In the meantime, let’s just say that we observe two facts. One, the market price of gold has been coming down since the second half of April. It has dropped about $135 since then. Two, our calculated fundamental price, based on the basis, had been rising through late April. Since then, it has come down about $220.
Whatever the cause may be, something real has happened. It is up to market participants to deal with it. Or else they can trade their money for Federal Reserve Notes, in the belief that this would eliminate all risk…
We will look at an updated picture of the supply and demand picture. But first, here is the chart of the prices of gold and silver.
Next, this is a graph of the gold price measured in silver, otherwise known as the gold to silver ratio (see here for an explanation of bid and offer prices for the ratio). It fell a hair week.

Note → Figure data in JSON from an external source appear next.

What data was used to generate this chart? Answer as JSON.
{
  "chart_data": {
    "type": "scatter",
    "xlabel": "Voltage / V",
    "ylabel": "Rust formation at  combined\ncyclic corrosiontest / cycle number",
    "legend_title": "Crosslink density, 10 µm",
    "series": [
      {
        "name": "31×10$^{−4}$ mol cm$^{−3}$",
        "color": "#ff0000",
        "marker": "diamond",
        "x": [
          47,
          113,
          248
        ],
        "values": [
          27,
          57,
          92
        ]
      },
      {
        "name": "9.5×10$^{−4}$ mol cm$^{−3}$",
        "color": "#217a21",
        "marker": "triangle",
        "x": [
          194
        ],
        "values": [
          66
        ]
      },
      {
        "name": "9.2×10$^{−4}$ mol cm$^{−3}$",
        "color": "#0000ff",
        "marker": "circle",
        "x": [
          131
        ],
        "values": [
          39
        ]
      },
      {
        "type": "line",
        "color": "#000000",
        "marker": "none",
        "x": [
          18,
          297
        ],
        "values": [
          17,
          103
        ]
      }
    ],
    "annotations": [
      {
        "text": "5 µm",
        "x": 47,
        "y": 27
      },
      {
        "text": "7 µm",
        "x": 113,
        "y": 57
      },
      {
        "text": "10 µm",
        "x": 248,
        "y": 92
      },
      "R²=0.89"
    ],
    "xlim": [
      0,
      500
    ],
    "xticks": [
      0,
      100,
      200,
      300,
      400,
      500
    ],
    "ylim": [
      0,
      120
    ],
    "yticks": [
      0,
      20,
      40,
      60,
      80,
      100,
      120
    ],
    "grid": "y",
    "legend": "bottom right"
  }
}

As the price of the dollar moved up this week (we don’t need to say that this means the price of gold, measured in dollars, fell do we?) we see a little bit of rising scarcity in the cobasis for the October contract. However, that is not true for farther-out contracts.
The Monetary Metals Gold Fundamental Price went down another $5 this week to $1,304.
Now let’s look at silver.
In silver, the near contract shows no change in scarcity. It’s not all that surprising, given that the price didn’t move much. However, it’s somewhat surprising as the near contract happens to be September and we are nearing First Notice Day. There is already selling pressure on this contract, which will tend to push its price down and hence its basis down and cobasis up (basis = future – spot, and cobasis = spot – future).
Basically (OK, pun intended) September silver basis and cobasis show nuthin’.
The further contracts show falling cobasis (scarcity) and rising basis (abundance). Even as the price dropped a few pennies.
The Monetary Metals Silver Fundamental Price fell another 20 cents, to $16.52.